As palavras do pai deixaram Alex envaidecido. Esperando que Nicole estivesse impressionada pelo que tinham dito sobre ele, voltou-se para ela. Olhando para o cálice que tinha diante de si, o rosto dela não demonstrava qualquer emoção.

— Quando é que você e Luke irão partir? — per­guntou Phelis.
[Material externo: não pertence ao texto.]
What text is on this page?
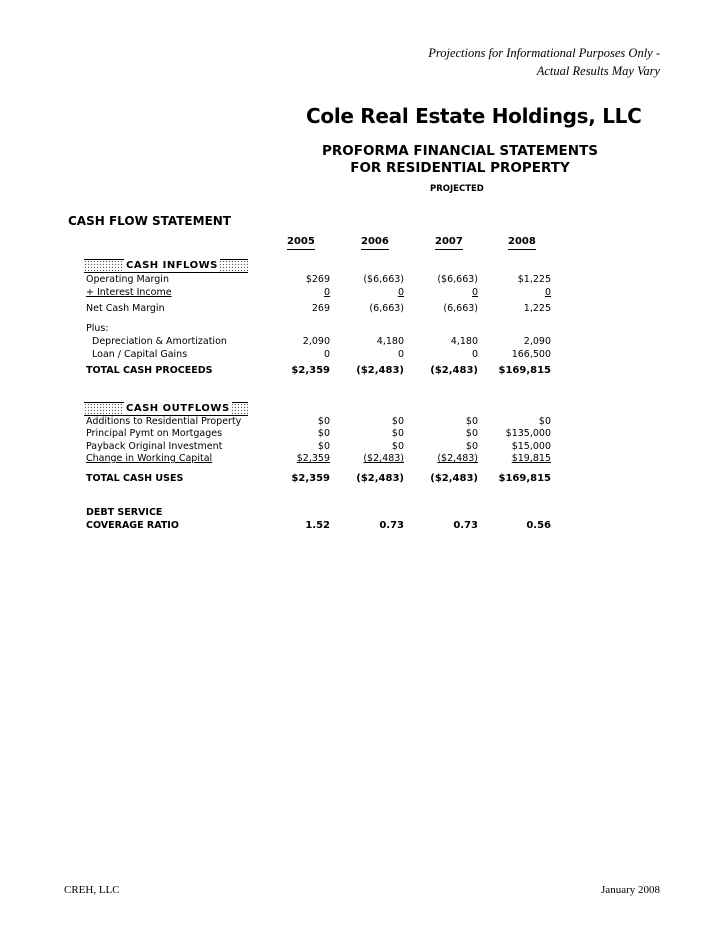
Projections for Informational Purposes Only -
Actual Results May Vary
Cole Real Estate Holdings, LLC
PROFORMA FINANCIAL STATEMENTS
FOR RESIDENTIAL PROPERTY
PROJECTED
CASH FLOW STATEMENT
2005	2006	2007	2008
CASH INFLOWS
Operating Margin	$269	($6,663)	($6,663)	$1,225
+ Interest Income	0	0	0	0
Net Cash Margin	269	(6,663)	(6,663)	1,225
Plus:
Depreciation & Amortization	2,090	4,180	4,180	2,090
Loan / Capital Gains	0	0	0	166,500
TOTAL CASH PROCEEDS	$2,359	($2,483)	($2,483) $169,815
CASH OUTFLOWS
Additions to Residential Property	$0	$0	$0	$0
Principal Pymt on Mortgages	$0	$0	$0	$135,000
Payback Original Investment	$0	$0	$0	$15,000
Change in Working Capital	$2,359	($2,483)	($2,483)	$19,815
TOTAL CASH USES	$2,359	($2,483)	($2,483) $169,815
DEBT SERVICE
COVERAGE RATIO	1.52	0.73	0.73	0.56
CREH, LLC	January 2008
— Dentro de quinze dias — Alex respondeu.

— Seu irmão Henri recruta e treina soldados na Normandia para duque William, não é mesmo? — Phelis dirigiu-se a lady Sybila. — Talvez tenha mais informações sobre os planos do duque.

Se é que meu irmão sabe de algo, não me disse. Quem está a par de tudo é Gaspar.

— Gaspar! — Peter chamou.

Gaspar, sentava-se junto a Vicq e Leone, dois brutamontes que estavam sempre com ele. Levantou a cabeça ao ouvir seu nome. Um dos soldados de maior confiança de Henri de St. Clair, Gaspar tinha acom­panhado lady Sybila e Nicki na viagem servindo-as como um grande e amável urso treinado, Pronto a cumprir ordens à risca. Além disso, tendo trabalhado como aprendiz de boticário, preparava tônicos para a patroa: poções para dormir, pós para dores de cabeça, infusões de camomila para acalmar os nervos e decocções de angélica, para afastar maus espíritos.

— Venha Gaspar e junte-se a nós — Peter convidou.

O homenzarrão olhou para lady Sybila. Ela fez um sinal afirmativo de cabeça e ele levantou-se, obediente.

— Sente-se. — Peter indicou um assento disponível a Gaspar, que novamente esperou pela permissão da patroa para sentar-se.

— Perguntávamos se você não teria informações sobre os planos do duque William. Veja bem, não es­tamos pedindo que traia a confiança de sir Henri — Peter esclareceu.

— Ele vai invadir a Bretanha, se é isso que querem saber — informou Gaspar.

A notícia provocou um alvoroço e Alex sorriu diante da perspectiva de poder usar a espada numa batalha de verdade.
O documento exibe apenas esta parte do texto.